Taking control of one’s future and setting down wants, goals, and dreams on paper is done through the creation of an Estate Plan with an attorney. The plan is when a series of documents encompasses all the “what ifs” of life — spending time to minimize gift, estate, generation-skipping transfers, and income tax that can affect a person’s wealth. By investing time in the future, a plan prevents family members from taking on the burden of navigating the legal logistics and the emotional guessing game.

What Is A Will?

A will is a stand-alone document that is legally binding. However, having this document does not mean that your family can avoid probate court. Instead, you need additional documentation called a revocable living trust to avoid the probate process. Both legal documents work in tandem, therefore person’s will can ensure that upon their death, anything earned outside the trust reverted to the trust.

Additionally, there are no two identical estate plans as the documents should reflect the client’s life and should include multiple components. A properly drafted plan consists of a trust, will advance healthcare directive, a living will, durable financial power of attorney, and a Health Information Privacy Authorization Act that empowers your loved ones to speak with medical staff on your behalf. Additionally, your plan should include all the necessary funding documents to ensure that your family avoids the court process when a person is deceased or become incapacitated.

What Happens If I Die Without an Estate Plan or A Will In Place?

When someone dies without any proper documentation in place, including a will, the courts consider them to have died intestate. If this occurs, there are two methods to manage this circumstance. First, is probate court, which is a public process, and the fees are set based on the gross market value of the estate. For example, if the estate is worth one million dollars but has accrued an estimated $980,000 in debt, it only leaves $20,000 in the estate before processing any probate fees. For those residing in California, if the estate has a gross value of $150,000 or less, the estate heirs can use a small estate claims affidavit and used a declaration to administer the estate. On the other hand, the banks will need probate to open when an estate grosses more than $150,000 in value.

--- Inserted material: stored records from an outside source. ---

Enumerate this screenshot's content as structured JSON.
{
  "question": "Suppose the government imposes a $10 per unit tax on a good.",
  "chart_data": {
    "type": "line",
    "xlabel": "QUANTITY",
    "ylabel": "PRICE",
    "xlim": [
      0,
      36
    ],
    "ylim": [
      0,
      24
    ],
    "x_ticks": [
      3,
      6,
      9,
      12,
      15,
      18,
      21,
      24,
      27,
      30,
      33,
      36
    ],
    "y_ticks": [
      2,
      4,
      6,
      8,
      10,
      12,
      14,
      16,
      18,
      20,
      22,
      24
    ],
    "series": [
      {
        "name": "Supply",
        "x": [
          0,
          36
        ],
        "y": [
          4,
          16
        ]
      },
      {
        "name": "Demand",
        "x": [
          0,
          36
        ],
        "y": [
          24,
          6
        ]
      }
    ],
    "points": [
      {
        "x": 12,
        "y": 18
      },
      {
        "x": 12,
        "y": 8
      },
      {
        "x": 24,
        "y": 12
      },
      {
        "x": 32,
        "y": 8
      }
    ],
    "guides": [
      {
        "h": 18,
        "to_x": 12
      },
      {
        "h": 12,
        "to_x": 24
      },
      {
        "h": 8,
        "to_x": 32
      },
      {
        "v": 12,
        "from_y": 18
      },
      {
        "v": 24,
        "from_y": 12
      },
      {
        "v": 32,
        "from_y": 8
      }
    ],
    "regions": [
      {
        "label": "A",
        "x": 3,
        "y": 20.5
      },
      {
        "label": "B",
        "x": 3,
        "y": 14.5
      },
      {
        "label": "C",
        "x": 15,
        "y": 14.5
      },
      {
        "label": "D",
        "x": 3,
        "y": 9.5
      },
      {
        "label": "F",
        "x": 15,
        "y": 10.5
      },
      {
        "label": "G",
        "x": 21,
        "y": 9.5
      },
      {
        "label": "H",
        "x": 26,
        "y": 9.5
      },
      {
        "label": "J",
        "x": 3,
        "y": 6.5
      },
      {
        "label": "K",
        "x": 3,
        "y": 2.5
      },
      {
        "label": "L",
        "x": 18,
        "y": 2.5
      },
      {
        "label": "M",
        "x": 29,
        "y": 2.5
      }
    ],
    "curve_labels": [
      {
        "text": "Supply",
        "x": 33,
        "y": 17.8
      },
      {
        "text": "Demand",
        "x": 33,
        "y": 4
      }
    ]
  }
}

In some cases, if the situation does not involve a beneficiary, the probability of the bank or institution will force probate to open on a small amount is high but also incredibly cumbersome.

What Are the Main Components of a Successful Estate Plan?

Estate plans are customized to meet the client’s wishes for what they need to occur if the situation arises that the client is unable to care for themselves or upon their death. There are four key components that one needs for the estate plan to be a success. The first section is a living will, which is essential in directed loved ones on how to manage a person’s life once they are unable to make decisions for themselves, such as being on life support. Including a healthcare power of attorney empowers a person’s loved ones to make all medical decisions on their behalf. The purpose of the Health Information Privacy Authorization Act waiver gives a designated person the ability to communicate with health care providers, along with discussing treatments. For personal finances, a durable financial power of attorney is required to name the person responsible for making any financial decisions for the individual. California, clients that own property will need not only a will but also a living trust and a pour-over will.